For Bears linebacker Christian Jones, football is no longer just a matter of how fast he can run or quickly he can react. It’s how well can he learn.
The lesson the undrafted rookie from Florida State has learned already is that he can no longer lean on his superior athleticism to be an impact player — or a player at all — in the NFL.
“I feel like that’s what I’ve been doing,” Jones said, “but since I’ve been here, I’ve been getting coached real well on fundamentals and techniques. I’ve been trying to do my best to take what I’ve learned in the meeting room out to the field. I think I’ve been growing as a linebacker.”
With Lance Briggs out for the season, the 6-3, 240-pound Jones will get plenty of opportunity as the starting nickel linebacker to show just how well he’s learning and growing. He’s shown flashes in spot duty — he had 16 tackles in place of the injured Briggs against the Patriots on Oct. 26 at Gillette Stadium, but a lot of that was in garbage time in a blowout loss.

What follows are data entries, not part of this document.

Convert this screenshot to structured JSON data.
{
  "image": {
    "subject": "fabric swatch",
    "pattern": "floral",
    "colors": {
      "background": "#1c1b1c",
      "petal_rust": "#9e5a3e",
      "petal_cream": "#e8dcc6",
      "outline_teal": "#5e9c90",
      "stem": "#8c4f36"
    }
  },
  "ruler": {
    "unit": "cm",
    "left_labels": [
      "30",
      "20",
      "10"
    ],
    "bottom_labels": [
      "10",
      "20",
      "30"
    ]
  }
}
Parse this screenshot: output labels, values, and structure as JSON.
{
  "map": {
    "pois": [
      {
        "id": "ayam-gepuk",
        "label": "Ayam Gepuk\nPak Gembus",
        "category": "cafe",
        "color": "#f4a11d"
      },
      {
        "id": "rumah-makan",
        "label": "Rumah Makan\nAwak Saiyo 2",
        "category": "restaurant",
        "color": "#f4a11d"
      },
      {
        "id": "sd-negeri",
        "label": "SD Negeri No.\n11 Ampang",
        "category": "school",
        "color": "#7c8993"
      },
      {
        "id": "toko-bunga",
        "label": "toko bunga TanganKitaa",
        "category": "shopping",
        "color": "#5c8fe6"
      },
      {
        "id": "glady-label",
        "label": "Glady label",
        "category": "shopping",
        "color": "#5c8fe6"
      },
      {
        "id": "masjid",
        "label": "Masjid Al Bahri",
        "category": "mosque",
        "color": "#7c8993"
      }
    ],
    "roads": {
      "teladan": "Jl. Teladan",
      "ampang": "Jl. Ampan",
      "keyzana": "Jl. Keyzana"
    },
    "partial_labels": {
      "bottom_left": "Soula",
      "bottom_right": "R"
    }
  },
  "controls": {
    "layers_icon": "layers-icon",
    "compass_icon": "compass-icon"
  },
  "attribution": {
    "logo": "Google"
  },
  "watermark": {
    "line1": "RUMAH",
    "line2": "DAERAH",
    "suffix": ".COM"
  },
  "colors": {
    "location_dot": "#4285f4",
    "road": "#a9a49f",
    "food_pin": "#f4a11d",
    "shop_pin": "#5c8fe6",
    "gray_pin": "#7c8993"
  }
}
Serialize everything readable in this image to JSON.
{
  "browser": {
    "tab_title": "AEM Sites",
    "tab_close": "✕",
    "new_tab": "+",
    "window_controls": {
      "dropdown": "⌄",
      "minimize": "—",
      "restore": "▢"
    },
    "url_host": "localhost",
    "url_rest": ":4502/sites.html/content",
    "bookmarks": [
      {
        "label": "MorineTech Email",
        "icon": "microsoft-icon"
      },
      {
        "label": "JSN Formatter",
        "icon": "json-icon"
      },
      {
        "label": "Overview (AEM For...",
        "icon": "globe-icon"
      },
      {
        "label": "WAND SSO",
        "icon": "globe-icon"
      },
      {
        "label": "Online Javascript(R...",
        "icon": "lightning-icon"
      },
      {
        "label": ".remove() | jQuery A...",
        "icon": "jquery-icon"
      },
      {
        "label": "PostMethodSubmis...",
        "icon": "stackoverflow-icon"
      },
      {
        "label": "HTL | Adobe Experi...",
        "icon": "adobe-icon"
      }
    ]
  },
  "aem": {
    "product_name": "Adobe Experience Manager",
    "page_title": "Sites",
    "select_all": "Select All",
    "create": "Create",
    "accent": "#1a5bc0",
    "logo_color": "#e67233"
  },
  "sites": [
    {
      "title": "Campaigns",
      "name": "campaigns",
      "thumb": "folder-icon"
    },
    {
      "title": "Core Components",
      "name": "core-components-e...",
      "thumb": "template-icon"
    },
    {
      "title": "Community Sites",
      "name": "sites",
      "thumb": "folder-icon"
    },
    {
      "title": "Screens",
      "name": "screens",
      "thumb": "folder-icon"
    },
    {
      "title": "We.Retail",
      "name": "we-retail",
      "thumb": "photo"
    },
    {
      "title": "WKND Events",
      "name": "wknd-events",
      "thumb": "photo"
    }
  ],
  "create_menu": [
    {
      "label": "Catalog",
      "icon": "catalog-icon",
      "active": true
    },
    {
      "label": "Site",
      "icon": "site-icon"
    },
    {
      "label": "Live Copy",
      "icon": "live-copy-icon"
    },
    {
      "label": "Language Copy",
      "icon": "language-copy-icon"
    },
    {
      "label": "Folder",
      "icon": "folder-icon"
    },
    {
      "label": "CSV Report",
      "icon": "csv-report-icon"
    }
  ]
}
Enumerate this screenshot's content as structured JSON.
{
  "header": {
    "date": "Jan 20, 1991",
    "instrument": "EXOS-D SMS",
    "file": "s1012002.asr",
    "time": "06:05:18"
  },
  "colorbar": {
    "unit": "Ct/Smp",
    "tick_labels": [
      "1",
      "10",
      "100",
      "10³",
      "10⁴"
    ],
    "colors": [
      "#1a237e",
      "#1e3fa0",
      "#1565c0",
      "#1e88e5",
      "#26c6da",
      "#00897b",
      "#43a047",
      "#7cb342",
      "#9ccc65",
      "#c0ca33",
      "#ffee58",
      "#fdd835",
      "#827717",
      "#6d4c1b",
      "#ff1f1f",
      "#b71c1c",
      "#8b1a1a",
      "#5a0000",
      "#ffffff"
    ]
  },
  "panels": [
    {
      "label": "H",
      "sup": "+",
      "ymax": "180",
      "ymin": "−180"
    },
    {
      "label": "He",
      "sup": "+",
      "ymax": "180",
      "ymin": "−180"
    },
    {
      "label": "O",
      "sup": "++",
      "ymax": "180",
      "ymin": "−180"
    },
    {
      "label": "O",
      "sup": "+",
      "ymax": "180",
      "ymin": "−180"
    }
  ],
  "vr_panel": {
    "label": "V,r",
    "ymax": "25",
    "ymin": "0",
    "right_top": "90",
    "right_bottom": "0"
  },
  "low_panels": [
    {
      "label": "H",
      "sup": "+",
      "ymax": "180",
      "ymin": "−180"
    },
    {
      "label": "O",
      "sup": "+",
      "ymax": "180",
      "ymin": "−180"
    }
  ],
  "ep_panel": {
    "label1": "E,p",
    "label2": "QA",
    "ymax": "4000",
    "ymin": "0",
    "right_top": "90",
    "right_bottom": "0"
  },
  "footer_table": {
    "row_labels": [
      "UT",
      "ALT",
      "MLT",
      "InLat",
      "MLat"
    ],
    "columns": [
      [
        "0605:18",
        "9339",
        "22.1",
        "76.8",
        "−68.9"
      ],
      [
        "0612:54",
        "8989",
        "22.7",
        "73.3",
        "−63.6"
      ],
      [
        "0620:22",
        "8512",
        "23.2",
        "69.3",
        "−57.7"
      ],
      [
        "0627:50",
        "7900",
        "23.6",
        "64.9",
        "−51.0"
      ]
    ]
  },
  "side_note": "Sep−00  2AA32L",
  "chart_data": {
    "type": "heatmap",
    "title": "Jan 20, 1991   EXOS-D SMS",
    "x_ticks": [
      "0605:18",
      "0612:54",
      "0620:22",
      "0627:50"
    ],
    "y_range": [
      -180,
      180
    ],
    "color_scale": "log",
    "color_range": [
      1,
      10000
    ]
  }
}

“I’m excited for the opportunity. I’m looking forward to it,” said Jones, who has played seven games on defense this season. “I just want to do whatever I can to help the team win. You’ve go these next four games — it would be nice for us to close out the season strong.”
With a playoff berth unlikely, the 5-7 Bears would at least like to see if they have something they can build on for 2015 — and a breakout linebacker is high on the list.
Second-year pro Jon Bostic, who has replaced Briggs as the starting weak side linebacker, is one candidate. Jones might be even more intriguing. A former prep All-American who was rated as one of the top 20 prospects in the nation at Lake Howell High School in Winter Park, Fla. — the same high school that Brandon Marshall attended — Jones has size, agility and what defensive coordinator Mel Tucker calls his “obvious highway speed.” He was a three-year starter at Florida State, one of the defensive leaders on last season’s national championship team.
“Christian is a really hard worker,” Tucker said. “You just look at the guy and watch him and say, ‘This guy’s got some really good athletic ability. But he has a very strong work ethic and it’s day-in and day-out. Not just every now and then.
“So when you get a guy like that, that is willing to work at it every day — he’s got talent and he wants to be good. A guy like that has a chance to develop.”
It’s all — or at least mostly — about fundamentals and technique.
“I’ve learned to use my hands more — how to shed blocks,” Jones said. “Before I used to use my [athletic] ability to get around blocks or just shoot gaps. Now I’m learning to be more fundamentally sound with my hands and my leverage and gap responsibility.”
The high-spirited Jones knows this is the opportunity he’s been waiting for.
“I’ve always felt I could play in the league,” he said. “It’s just that now I’m getting a chance to show it. I’m just trying to take advantage of the opportunity.”